I do not think we should read the see-saw in the results to be a consequence of policy. There is far too much noise in the system to know with clarity what caused the dip. For one, the academic outcomes for such a large number of candidates, adjustments notwithstanding, cannot improve in a straight upward line all the time. The strange policy of allowing automatic promotion in the senior year must have affected the results - a sizeable number of Grade 11 students who had already failed in the phase went through to Grade 12 without demonstrating mastery of the knowledge in that year of study.

There were again curriculum changes that must have affected teaching and learning. The basic pedagogical routines that are prerequisite for academic success are still not established in most of our disadvantaged schools.

All these factors play a role; we do not know the magnitude of their individual effects on the Grade 12 results. What we do know is that the system is under pressure, and it is a pressure that is not sustainable.

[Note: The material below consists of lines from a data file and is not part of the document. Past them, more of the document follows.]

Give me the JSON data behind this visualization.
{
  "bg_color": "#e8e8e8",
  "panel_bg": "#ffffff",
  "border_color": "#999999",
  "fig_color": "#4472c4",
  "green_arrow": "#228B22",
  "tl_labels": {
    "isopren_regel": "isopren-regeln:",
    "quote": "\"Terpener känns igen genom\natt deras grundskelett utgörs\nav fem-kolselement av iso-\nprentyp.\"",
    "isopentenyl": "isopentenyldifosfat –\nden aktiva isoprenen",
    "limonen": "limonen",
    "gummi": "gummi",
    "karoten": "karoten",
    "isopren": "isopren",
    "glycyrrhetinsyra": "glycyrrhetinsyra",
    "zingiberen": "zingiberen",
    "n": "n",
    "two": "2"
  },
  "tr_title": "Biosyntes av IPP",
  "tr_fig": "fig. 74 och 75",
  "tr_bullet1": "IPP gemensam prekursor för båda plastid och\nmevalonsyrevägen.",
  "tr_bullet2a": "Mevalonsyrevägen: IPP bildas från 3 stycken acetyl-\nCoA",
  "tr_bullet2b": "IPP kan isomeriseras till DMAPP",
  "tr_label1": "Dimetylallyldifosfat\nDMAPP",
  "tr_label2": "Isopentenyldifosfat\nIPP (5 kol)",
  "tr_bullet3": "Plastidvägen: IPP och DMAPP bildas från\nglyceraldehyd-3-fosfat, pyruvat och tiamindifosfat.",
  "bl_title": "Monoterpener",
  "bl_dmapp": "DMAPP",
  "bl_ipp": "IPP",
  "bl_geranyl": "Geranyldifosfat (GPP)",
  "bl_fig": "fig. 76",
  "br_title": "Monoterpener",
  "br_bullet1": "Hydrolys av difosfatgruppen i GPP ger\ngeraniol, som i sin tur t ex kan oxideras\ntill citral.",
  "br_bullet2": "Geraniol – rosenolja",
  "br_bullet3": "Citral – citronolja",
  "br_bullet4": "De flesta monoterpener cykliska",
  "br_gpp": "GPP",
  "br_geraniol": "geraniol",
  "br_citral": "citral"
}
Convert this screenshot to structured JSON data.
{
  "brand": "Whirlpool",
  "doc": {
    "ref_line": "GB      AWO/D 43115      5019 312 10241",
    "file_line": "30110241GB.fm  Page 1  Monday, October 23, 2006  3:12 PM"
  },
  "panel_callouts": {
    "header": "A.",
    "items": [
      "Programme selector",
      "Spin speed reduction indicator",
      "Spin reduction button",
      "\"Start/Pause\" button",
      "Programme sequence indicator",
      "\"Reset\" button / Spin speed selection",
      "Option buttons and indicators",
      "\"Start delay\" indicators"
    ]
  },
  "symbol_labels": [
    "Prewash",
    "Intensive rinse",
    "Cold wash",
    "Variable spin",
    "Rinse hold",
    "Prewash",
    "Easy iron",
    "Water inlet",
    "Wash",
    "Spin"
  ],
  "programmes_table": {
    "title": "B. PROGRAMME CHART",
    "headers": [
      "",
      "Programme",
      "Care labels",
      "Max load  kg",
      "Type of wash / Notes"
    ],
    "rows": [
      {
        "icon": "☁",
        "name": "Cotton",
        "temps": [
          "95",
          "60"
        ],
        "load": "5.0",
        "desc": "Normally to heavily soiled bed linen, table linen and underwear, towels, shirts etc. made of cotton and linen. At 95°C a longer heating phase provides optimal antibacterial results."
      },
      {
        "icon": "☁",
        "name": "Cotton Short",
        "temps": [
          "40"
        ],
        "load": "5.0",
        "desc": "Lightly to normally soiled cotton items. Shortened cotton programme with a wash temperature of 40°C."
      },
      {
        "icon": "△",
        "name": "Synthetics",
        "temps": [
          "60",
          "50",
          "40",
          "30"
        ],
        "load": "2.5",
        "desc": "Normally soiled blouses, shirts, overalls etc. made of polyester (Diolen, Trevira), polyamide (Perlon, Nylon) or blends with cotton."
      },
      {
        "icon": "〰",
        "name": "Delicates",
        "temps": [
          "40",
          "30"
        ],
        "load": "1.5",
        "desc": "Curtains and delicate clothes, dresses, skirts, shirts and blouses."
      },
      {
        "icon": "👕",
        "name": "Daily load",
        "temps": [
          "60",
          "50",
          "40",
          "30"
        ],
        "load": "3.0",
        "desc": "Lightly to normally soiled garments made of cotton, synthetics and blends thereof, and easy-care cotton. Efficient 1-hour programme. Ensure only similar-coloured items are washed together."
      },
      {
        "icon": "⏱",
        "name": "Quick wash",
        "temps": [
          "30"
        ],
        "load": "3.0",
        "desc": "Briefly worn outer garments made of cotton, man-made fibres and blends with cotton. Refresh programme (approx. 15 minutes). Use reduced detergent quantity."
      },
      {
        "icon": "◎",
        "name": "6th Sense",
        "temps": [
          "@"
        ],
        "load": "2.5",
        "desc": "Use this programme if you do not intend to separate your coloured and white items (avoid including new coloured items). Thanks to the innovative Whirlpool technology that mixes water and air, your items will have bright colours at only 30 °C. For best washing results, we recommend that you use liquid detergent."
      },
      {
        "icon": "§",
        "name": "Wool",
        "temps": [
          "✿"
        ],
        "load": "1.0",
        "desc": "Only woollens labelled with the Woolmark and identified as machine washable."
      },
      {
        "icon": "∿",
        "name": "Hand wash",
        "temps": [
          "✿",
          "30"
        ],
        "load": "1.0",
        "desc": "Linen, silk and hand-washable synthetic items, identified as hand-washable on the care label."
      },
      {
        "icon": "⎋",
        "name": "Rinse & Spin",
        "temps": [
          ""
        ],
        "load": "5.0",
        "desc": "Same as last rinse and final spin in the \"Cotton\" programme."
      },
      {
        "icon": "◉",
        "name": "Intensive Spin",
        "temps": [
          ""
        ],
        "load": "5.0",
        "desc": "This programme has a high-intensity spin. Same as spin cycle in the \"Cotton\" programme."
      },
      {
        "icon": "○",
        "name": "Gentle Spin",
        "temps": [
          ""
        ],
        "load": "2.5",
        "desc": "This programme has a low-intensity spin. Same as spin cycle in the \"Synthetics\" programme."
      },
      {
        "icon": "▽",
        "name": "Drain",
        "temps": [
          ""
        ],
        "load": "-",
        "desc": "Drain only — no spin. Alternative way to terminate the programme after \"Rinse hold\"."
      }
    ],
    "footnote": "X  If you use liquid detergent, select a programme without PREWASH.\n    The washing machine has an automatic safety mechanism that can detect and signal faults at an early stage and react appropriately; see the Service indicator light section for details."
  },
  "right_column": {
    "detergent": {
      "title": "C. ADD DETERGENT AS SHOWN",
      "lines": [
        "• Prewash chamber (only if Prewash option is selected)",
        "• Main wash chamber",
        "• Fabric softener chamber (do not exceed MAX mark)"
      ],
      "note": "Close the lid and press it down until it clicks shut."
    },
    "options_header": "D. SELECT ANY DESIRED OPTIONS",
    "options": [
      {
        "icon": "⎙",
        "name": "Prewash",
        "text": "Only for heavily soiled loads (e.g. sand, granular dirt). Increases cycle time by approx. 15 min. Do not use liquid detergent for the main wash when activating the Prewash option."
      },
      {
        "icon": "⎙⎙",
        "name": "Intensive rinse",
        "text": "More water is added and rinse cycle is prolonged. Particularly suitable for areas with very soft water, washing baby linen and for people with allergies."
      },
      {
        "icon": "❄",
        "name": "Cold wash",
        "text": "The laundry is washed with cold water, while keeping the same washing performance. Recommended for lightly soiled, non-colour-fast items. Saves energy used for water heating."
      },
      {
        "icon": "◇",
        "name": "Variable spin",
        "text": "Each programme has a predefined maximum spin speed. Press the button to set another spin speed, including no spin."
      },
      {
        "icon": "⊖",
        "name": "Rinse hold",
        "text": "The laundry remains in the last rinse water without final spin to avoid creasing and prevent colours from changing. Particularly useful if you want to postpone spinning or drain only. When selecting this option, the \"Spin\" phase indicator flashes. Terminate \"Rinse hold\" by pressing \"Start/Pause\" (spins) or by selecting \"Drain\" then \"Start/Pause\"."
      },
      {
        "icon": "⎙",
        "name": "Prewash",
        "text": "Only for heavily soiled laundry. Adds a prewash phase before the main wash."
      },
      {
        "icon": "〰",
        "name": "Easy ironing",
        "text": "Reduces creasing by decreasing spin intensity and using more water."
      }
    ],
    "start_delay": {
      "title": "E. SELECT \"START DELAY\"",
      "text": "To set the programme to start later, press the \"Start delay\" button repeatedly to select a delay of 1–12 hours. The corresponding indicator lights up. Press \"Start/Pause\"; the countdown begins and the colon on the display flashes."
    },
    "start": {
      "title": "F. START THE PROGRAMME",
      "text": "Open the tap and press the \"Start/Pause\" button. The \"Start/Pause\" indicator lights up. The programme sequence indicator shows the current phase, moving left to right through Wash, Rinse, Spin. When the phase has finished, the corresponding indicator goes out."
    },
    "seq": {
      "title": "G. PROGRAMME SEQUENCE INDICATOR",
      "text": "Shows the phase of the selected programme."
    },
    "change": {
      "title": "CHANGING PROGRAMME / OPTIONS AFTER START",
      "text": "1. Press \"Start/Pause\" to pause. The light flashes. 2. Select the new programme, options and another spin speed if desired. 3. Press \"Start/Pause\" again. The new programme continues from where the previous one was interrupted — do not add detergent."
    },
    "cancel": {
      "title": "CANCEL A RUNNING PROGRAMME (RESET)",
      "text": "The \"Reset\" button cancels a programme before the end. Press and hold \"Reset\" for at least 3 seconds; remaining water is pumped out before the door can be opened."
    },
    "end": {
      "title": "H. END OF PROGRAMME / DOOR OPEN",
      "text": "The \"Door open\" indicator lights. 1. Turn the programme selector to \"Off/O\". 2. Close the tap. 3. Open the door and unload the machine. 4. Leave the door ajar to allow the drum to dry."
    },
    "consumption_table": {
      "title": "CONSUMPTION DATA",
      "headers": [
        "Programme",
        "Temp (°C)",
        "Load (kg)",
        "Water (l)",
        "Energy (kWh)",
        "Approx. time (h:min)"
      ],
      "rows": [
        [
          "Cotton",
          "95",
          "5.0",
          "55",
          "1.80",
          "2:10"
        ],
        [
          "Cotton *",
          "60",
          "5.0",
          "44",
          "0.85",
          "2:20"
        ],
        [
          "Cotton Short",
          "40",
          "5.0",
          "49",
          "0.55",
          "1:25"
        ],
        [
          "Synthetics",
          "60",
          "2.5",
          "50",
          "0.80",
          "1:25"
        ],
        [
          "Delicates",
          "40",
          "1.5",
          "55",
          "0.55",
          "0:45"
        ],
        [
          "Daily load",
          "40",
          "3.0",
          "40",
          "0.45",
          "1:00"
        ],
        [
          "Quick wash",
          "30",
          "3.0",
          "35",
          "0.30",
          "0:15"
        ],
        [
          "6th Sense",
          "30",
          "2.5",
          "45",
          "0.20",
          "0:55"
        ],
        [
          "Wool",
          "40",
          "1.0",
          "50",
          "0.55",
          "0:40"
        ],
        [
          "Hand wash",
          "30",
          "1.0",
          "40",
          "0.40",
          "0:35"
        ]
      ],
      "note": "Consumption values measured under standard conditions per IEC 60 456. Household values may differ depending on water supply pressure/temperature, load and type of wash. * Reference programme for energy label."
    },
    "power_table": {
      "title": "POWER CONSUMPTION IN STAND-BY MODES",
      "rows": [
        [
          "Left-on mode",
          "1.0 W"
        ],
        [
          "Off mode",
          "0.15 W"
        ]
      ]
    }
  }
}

In this regard there are two ways of looking at the mass copying of answers that led to the withholding of results in more than 50 centres by the education authorities.

We can begin, like most commentators, and condemn these corrupt teachers and pupils who undermine the integrity of the national examinations that Umalusi and the education department have worked hard to establish. Then what?

We all pointed fingers and meted out judgment and condemned the perpetrators - but few asked why anyone would risk a career, in the case of teachers, or performance in a do-or-die final examination as far as the pupils are concerned. It's quite simple - pressure.

When humans are under pressure they do strange things; things they would not normally do and that could wreck their lives in an instant.

Consider this scenario. Teachers who are not competent in the subject and pupils who are therefore hopelessly under-prepared for the exams are faced with a choice - fail miserably, or take a risk.

In schools where basic materials have not arrived and the infrastructure remains in shambles, what is there to lose when you look across the ridge or the railway line and see fancy schools with tuition fees in the tens of thousands of rands, where the children play a very different game to mere survival - how many distinctions will the school achieve this year?

This is not an argument to defend wrongdoing. It is, rather, an appeal for thought mixed with a good dose of humility before we jump onto our self-righteous soapboxes and condemn those at the margins of the system who are driven to do the unthinkable under threat of being named and shamed as a school, or getting a university ticket out of poverty as an individual.

Here is a simple lesson from school systems under pressure in all parts of the world - when the accountability applied outweighs the support that is required, normal teachers, principals and students sometimes take shortcuts.

When you are pressured to do things you cannot do - like teach the more complex mathematical content added to the syllabus - you either fight to obtain those resources or you fold under the weight of demands.

Yes, teachers should be held accountable as adults. If you are paid a salary, you must deliver. On those principles I stand firm.

But what if you are in a rural outpost in the Eastern Cape or KwaZulu-Natal without hope of sustained professional development and support and guaranteed a good dose of pressure from well-meaning officials? You do stupid things.